REPUBLIKA.CO.ID, JAKARTA -- Bagi para pencinta gim atau gamer, menghabiskan waktu berjam-jam untuk menuntaskan permainan atau menaikkan peringkat kompetitif sudah menjadi rutinitas yang biasa. Namun, di balik fokus dan keseruan tersebut, ada ancaman kesehatan fisik yang nyata dan sering kali diabaikan, salah satunya adalah risiko terkena penyakit wasir atau ambeien.
Gangguan ini ditandai dengan adanya pembengkakan serta peradangan pada pembuluh darah vena di sekitar area anus, yang lambat laun dapat menimbulkan rasa nyeri hebat dan mengganggu kenyamanan beraktivitas sehari-hari. Banyak orang mengira bahwa risiko penyakit wasir hanya dipicu oleh faktor genetika, usia tua, atau kebiasaan mengejan yang salah saat buang air besar. Padahal, faktor lingkungan kerja dan ergonomi tempat duduk memegang peranan yang tidak kalah krusial bagi kelompok usia produktif.
Dokter bedah umum di RS Pluit, Jakarta, dr Valdy Giovano Thomas, SpB, menyampaikan bukan hanya posisi duduk yang bisa menyebabkan para gamer berisiko terkena wasir, tetapi juga jenis alas duduk yang digunakan. Permukaan kursi yang kaku bertindak sebagai penahan yang menekan bantalan anus secara konstan, memicu hambatan sirkulasi darah lokal yang lama-kelamaan dapat berujung pada cedera jaringan pembuluh darah.

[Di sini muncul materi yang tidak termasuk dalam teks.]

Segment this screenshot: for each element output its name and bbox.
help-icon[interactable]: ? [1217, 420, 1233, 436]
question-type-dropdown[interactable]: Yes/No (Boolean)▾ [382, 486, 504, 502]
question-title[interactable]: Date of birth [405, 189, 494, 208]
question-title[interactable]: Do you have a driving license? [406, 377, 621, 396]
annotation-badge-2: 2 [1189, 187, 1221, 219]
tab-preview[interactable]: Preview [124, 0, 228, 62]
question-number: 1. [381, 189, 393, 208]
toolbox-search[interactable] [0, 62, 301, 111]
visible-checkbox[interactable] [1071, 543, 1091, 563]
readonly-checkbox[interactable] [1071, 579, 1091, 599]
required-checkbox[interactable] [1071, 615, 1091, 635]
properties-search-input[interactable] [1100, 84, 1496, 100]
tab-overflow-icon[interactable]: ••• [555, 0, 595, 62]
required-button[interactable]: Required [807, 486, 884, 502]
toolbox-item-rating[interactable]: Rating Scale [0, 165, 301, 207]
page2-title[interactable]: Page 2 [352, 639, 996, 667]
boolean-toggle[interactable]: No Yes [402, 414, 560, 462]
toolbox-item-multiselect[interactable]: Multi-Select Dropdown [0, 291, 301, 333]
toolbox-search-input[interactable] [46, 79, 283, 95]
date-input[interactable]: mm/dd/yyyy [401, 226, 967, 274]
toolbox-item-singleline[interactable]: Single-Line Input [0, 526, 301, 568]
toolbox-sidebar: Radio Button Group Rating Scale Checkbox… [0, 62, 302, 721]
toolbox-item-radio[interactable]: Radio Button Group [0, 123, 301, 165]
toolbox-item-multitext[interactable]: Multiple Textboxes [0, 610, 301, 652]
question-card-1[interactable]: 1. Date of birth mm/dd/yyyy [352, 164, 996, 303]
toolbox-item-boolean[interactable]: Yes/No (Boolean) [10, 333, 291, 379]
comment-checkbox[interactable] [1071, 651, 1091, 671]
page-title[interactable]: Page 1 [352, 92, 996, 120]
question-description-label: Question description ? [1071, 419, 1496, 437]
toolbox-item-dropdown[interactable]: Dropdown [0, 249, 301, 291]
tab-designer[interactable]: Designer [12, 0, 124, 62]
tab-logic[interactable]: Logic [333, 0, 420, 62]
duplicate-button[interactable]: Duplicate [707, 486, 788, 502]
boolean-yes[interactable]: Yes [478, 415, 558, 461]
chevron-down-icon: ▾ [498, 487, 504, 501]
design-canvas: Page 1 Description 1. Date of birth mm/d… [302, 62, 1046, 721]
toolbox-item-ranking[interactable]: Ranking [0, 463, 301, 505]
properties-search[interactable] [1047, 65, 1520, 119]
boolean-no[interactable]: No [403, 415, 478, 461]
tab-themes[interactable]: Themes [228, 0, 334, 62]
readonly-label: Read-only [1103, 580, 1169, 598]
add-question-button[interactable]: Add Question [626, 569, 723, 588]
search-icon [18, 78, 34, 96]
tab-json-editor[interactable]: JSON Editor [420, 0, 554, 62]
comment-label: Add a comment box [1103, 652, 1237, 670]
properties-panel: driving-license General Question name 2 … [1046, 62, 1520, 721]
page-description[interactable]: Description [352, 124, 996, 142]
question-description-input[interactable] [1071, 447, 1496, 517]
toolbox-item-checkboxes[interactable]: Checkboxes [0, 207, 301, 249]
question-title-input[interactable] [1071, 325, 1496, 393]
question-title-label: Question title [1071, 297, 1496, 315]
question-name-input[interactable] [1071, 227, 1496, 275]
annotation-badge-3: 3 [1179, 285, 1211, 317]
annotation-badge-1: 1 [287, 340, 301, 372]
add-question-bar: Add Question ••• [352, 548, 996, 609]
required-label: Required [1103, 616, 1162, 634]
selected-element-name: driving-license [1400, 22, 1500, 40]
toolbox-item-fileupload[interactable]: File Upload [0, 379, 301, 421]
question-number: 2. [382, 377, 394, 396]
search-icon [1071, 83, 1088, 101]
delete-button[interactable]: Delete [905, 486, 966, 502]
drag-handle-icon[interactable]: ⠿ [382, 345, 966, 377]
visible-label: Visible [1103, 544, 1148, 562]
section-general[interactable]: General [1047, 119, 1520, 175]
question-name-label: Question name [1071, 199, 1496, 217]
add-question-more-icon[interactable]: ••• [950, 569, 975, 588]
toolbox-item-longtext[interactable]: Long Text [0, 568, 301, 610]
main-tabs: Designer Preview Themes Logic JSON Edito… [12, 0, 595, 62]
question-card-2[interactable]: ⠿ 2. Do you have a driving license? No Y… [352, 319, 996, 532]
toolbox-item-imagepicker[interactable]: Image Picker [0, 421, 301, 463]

"Duduk di permukaan keras dalam durasi lama dapat memberi tekanan besar pada area anus sehingga pembuluh darah melebar. Apalagi kalau dikombinasikan dengan duduk terlalu lama," kata dr Valdy dalam keterangan di Jakarta, beberapa waktu lalu.
Kondisi ini diperparah oleh durasi permainan yang kerap melupakan batasan waktu ideal bagi tubuh manusia untuk bergerak. Ketika tubuh berada dalam posisi yang sama selama berjam-jam tanpa jeda, sistem sirkulasi darah bawah tubuh akan mengalami penurunan kinerja secara drastis.